Activities: In the 50+ year old model of science teaching, lab was held on Thursday afternoon in a separate room called “The Lab.” Students would come in for at least a 2-hour session. The science teacher would say something like “Today we’re going to do lab number 23. Here’s the recipe to follow. Here are the ingredients and the equipment you’ll need. This is the result we expect you’ll get. Work with your lab partner and do this experiment.”

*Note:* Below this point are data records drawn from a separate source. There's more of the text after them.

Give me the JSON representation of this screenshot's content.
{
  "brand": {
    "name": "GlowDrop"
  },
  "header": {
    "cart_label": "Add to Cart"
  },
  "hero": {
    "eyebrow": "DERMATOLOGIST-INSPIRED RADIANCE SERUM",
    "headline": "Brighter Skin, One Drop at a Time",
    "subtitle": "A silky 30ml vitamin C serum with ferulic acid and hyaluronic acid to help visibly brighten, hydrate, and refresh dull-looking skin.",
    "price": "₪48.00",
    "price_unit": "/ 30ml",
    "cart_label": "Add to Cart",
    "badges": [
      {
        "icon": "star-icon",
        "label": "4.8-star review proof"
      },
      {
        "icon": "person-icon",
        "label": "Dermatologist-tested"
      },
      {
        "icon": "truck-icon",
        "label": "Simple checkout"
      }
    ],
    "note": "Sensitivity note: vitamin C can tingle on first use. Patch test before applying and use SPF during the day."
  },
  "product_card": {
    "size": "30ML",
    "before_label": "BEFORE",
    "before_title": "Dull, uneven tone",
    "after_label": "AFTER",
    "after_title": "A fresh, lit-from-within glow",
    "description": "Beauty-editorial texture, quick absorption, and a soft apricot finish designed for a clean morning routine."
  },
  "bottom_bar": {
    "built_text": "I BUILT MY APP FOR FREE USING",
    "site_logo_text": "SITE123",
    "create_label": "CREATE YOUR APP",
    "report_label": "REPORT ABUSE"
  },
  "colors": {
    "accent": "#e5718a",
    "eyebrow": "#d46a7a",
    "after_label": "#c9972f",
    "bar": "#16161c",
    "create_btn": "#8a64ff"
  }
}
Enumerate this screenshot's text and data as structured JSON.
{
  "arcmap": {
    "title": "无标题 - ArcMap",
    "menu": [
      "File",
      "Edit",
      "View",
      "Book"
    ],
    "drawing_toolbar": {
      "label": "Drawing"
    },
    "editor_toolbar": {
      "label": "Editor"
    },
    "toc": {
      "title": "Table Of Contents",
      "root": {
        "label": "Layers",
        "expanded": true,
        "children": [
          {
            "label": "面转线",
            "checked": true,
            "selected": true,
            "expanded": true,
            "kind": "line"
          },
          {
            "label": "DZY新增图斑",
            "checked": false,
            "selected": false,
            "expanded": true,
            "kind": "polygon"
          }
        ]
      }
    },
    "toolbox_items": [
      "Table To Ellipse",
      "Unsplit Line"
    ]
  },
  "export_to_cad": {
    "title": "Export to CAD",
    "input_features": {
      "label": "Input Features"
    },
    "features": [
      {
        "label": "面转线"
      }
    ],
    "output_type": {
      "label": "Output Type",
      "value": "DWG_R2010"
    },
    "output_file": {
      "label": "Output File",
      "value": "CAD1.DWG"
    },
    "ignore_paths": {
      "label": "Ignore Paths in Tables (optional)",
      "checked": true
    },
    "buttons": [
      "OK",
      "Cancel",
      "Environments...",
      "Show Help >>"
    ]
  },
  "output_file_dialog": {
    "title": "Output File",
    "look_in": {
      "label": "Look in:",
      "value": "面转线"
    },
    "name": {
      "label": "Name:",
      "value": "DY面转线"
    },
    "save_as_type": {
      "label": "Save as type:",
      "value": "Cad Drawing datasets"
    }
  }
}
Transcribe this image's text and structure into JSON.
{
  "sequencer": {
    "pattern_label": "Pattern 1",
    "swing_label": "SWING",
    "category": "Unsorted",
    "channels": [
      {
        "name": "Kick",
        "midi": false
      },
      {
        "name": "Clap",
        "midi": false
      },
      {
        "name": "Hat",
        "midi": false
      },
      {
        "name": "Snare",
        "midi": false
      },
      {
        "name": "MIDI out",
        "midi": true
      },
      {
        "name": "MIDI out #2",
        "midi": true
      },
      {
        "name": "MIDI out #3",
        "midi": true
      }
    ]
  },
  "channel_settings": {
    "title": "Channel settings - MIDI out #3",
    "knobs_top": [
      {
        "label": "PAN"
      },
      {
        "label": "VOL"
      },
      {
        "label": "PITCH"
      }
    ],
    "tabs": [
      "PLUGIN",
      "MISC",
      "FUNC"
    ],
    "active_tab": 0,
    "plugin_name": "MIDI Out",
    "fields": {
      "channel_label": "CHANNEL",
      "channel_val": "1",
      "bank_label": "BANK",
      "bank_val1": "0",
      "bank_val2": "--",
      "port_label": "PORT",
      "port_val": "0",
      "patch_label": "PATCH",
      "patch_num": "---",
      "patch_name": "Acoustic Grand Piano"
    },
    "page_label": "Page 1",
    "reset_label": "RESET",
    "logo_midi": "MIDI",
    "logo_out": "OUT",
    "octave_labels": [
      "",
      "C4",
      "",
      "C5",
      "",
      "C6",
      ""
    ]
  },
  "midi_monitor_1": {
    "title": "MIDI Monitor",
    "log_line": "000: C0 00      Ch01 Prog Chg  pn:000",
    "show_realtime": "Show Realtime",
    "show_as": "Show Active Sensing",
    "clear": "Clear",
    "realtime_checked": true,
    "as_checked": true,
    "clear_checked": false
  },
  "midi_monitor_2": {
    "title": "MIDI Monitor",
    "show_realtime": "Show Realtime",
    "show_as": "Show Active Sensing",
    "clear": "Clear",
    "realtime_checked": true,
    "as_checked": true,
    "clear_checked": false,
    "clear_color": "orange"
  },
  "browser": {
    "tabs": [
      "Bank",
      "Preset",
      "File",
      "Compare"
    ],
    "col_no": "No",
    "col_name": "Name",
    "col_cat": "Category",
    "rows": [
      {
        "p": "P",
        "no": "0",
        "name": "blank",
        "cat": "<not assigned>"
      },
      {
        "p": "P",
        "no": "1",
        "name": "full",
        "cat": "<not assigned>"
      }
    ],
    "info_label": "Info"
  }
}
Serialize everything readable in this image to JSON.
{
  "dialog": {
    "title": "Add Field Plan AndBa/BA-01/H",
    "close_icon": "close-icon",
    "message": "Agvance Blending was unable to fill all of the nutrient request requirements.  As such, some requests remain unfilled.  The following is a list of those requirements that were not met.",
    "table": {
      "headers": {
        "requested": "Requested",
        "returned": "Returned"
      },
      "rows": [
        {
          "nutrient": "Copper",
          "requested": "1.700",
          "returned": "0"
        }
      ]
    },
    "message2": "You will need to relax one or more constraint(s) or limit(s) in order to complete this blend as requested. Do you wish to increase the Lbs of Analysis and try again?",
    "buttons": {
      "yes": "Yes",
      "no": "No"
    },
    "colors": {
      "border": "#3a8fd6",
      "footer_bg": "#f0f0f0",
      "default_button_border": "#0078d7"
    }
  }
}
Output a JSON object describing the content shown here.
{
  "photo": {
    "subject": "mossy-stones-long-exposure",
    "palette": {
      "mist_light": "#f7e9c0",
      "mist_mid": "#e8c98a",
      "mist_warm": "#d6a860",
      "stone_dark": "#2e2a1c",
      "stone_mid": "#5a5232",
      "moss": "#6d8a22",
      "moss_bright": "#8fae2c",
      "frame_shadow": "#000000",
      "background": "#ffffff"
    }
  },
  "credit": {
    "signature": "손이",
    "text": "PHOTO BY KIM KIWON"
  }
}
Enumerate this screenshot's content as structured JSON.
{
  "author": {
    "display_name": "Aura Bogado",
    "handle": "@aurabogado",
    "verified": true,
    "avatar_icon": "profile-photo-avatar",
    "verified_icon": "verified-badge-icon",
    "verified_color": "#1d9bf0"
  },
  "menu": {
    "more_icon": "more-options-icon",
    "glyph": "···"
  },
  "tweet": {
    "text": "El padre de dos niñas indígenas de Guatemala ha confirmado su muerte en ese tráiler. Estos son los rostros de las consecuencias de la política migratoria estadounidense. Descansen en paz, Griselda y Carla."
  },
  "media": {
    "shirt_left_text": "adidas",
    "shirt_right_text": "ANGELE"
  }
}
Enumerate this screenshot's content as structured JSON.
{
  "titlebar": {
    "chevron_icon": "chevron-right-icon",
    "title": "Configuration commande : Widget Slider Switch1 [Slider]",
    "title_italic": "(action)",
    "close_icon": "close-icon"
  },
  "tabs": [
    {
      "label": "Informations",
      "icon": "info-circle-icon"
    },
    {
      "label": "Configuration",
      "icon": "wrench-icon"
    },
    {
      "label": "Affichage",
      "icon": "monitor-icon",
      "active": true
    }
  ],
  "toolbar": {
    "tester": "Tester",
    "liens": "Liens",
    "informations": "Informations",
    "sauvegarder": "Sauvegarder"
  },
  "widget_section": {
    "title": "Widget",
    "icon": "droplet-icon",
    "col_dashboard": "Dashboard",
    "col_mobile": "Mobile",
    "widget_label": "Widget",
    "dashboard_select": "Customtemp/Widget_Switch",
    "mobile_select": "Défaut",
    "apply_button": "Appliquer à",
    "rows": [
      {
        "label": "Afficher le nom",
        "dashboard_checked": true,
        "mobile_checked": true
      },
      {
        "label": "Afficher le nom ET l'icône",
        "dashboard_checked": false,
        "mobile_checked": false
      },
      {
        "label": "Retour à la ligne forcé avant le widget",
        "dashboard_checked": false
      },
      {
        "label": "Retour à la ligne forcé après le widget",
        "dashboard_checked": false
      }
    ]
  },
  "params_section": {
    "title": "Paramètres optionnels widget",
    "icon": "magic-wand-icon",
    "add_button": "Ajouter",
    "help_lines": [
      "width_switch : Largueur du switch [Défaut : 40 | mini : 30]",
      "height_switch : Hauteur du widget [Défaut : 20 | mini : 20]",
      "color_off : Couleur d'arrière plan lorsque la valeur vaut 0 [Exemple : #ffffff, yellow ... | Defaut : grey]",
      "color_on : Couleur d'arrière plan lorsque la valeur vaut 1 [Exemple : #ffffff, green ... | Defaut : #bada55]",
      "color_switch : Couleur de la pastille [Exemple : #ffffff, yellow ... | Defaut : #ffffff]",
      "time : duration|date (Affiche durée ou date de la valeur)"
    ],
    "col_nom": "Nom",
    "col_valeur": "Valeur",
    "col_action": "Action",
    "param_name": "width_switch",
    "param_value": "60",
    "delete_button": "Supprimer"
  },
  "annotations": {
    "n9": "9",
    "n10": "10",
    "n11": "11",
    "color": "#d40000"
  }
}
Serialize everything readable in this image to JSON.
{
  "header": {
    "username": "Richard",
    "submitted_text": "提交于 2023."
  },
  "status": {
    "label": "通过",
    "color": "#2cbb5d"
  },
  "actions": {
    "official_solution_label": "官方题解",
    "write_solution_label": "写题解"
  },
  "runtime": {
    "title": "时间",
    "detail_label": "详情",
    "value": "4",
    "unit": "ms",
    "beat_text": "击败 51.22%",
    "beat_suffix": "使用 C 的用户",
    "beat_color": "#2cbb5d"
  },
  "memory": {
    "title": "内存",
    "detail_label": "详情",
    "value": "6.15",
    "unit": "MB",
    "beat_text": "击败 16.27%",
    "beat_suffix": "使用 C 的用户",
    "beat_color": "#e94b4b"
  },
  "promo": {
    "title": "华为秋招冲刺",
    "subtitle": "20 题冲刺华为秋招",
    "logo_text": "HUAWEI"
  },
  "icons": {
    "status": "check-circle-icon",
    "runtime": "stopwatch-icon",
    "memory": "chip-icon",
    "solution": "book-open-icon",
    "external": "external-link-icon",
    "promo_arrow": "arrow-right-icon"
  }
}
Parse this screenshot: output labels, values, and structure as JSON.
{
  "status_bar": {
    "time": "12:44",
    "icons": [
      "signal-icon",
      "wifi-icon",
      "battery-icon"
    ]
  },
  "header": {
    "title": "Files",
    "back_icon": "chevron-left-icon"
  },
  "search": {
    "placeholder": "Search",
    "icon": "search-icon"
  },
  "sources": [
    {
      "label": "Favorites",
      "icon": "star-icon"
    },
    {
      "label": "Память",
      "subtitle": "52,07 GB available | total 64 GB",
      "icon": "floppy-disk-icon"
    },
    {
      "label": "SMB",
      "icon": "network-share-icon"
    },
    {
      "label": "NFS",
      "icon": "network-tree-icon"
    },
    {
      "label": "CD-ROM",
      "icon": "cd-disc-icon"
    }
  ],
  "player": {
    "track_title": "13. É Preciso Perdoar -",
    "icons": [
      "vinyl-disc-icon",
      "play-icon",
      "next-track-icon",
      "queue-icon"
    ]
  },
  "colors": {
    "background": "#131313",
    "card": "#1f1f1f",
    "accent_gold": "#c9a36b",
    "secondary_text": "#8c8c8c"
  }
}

Under the new, hands-on, inquiry-based model, the teacher may write a question on the markerboard, like, perhaps, “What impact might a new Mississippi River bridge at St. Louis have on the ecology of the river?” Students would work in small groups of 2-4, over a period of time longer than a typical class period and, often, longer than the traditional 2 hour lab session, to design and implement an investigation to answer this question, and then present their results to the class and, possibly to other groups. Typical activities involved in such a hands-on investigation might include the following:

  • Designing the investigation (small group activity and discussion)
  • Conceiving the approach (small group activity, discussion, Internet access)
  • Implementing the investigation (build, set-up, equip)
  • Operating the investigation (long-term activity, needs security for apparatus)
  • Presenting results and conclusions (larger group activity, PowerPoint, etc.)